Peki ortada kamusal hizmet varsa ticaret yani rant bu işin neresindedir?
Gelin daha da açalım!
Bayraklı Belediyesi’nin bürokratları belediye başkanının talimatıyla aldıkları karar ile bir banka hesabı açıyorlar. Bu hesapta, pazarcılardan toplanan paralar tutuluyor. Mahkeme kararı nedeniyle “olası tazminat çıkması halinde ödenebilsin” denilerek iddialara göre 1 milyonun üzerinde para toplanıyor. Pazarcı esnafına daha iyi hizmet (!) verebilmek için de üstüne dernek kurma fikri geliştiriliyor. Derneğin başkanlığına ise zabıta müdürü getiriliyor. Yani, belediye daha yeri bile belli olmayan yeni pazaryerinin inşaatı için esnaftan önden para almış, tazminatlar nedeniyle borç bürokrata rücu edilmesin diye iş garantilenmiş oluyor.

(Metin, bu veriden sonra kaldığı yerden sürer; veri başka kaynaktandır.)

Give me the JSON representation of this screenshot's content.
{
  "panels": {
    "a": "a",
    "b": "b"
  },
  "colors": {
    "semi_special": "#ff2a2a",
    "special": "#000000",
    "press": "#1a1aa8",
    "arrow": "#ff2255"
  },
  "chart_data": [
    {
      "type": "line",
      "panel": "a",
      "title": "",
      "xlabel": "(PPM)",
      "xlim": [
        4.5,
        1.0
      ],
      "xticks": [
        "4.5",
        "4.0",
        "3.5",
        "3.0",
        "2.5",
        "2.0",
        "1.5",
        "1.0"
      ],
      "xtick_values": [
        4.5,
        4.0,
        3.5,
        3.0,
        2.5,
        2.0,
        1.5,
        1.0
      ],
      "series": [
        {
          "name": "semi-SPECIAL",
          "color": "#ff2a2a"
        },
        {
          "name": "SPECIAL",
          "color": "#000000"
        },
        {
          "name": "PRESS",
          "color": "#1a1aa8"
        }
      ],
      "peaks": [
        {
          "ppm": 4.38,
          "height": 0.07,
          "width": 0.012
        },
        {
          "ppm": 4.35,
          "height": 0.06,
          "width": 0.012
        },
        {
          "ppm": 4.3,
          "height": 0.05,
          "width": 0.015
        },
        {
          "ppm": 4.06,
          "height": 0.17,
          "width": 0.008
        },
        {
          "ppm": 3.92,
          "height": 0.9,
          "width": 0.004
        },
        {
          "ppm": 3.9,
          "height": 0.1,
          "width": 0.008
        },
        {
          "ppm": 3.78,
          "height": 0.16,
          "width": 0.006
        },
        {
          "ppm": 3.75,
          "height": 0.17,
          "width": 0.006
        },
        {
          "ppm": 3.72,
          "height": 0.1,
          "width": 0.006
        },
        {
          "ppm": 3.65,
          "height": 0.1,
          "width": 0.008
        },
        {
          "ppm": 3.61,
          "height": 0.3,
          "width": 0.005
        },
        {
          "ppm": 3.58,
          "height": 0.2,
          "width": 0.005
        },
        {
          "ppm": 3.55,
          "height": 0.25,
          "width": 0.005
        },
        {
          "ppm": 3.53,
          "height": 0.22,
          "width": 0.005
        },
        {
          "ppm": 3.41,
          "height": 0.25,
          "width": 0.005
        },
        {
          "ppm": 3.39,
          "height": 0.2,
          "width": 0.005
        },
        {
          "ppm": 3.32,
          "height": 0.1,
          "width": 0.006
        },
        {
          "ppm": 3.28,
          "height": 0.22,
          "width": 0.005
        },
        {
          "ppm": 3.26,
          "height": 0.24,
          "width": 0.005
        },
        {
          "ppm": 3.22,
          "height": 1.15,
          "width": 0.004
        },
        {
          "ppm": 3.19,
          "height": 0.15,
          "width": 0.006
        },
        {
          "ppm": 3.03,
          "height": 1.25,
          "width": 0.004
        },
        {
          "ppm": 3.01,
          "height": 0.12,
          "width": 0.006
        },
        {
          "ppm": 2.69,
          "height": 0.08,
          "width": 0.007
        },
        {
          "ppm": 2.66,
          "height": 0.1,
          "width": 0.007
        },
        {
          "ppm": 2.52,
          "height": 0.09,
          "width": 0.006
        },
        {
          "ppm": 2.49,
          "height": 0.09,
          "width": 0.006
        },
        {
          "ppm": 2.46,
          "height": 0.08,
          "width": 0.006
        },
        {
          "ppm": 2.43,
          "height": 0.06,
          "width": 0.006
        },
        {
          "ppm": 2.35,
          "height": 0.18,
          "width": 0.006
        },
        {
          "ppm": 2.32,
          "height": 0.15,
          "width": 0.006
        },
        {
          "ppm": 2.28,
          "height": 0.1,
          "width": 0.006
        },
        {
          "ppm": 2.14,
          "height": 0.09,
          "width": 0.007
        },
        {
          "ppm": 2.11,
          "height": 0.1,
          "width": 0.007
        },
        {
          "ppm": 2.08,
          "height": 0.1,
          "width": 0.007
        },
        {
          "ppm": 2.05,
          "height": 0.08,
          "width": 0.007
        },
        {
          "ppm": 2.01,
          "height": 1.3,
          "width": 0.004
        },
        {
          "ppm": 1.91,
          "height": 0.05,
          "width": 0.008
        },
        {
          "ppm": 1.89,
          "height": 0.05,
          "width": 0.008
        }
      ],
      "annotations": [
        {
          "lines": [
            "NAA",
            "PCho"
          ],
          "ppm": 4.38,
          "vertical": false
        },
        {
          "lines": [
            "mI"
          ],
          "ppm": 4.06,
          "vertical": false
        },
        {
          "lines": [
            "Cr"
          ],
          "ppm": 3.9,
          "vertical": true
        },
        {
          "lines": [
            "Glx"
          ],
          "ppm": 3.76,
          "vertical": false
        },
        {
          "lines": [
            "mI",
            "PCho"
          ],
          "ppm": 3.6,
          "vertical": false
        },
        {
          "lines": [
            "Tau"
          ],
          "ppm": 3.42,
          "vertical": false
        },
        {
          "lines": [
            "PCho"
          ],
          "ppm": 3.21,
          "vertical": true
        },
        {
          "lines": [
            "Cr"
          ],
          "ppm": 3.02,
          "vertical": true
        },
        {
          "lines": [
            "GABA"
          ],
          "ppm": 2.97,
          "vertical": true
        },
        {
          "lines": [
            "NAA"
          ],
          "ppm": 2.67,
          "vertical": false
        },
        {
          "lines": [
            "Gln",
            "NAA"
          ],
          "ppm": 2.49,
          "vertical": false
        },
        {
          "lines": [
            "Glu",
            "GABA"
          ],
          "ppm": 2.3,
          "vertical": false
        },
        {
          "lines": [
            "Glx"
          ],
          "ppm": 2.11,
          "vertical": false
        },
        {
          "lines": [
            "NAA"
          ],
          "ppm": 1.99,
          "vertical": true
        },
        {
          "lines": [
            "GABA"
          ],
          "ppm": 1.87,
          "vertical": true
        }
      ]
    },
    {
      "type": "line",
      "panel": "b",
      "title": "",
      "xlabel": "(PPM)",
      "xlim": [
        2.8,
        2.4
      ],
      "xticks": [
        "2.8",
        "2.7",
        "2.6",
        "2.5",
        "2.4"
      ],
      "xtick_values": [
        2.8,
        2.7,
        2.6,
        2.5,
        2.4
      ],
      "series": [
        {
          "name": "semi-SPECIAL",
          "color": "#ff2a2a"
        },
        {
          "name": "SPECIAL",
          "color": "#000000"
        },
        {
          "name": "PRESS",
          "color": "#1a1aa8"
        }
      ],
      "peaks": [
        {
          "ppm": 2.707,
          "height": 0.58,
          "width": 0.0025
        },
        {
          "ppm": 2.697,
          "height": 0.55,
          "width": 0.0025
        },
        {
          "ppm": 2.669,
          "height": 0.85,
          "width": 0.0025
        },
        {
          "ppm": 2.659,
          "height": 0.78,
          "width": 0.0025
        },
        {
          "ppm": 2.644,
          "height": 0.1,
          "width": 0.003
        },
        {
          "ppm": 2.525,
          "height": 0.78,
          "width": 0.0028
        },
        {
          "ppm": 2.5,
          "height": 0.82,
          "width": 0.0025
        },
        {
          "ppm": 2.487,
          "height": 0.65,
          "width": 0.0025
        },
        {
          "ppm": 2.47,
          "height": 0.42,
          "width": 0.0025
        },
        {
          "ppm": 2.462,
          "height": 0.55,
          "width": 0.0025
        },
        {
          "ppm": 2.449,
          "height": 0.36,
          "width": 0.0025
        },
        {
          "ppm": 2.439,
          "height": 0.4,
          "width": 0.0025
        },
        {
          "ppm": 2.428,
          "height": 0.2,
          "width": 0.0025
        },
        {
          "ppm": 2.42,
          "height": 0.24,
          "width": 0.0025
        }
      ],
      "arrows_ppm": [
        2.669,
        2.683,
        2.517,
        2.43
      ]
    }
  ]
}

Bugün sahibi belli olmayan bu organizasyon ortaya çıkınca da bomba kucakta patlıyor! Paralar pazarcılar çağırılarak tek tek ödenmeye çalışılıyor.
Şaka değil.
Bizzat Belediye Başkanı Hasan Karabağ’ın ağzından çıkan, “350 bin TL para geri ödendi” cümlesi var.
Ya ödenmeyenler…
Bunun boyutunu şimdilik kimse bilmiyor!
Zabıta müdürü savcılık işlem başlattığı için görevden alınmış durumda fakat kesin kararı tabi ki yargı verecek. Ama kimse, “bu bir kişinin bilgisi, organizasyonu ile yapılacak bir iştir” diyemez. Denilemediği için esnaf bir oyana bir bu yana sürükleniyor. Eylemler yapılıyor. Kitleler Büyükşehir Belediyesi’nin önüne yönlendiriliyor. Orada tezgah açanlar bugün ekmeğini bulamazken üzerine OHAL nedeniyle Konak Meydanı’nda eylemlerde dayak yiyor.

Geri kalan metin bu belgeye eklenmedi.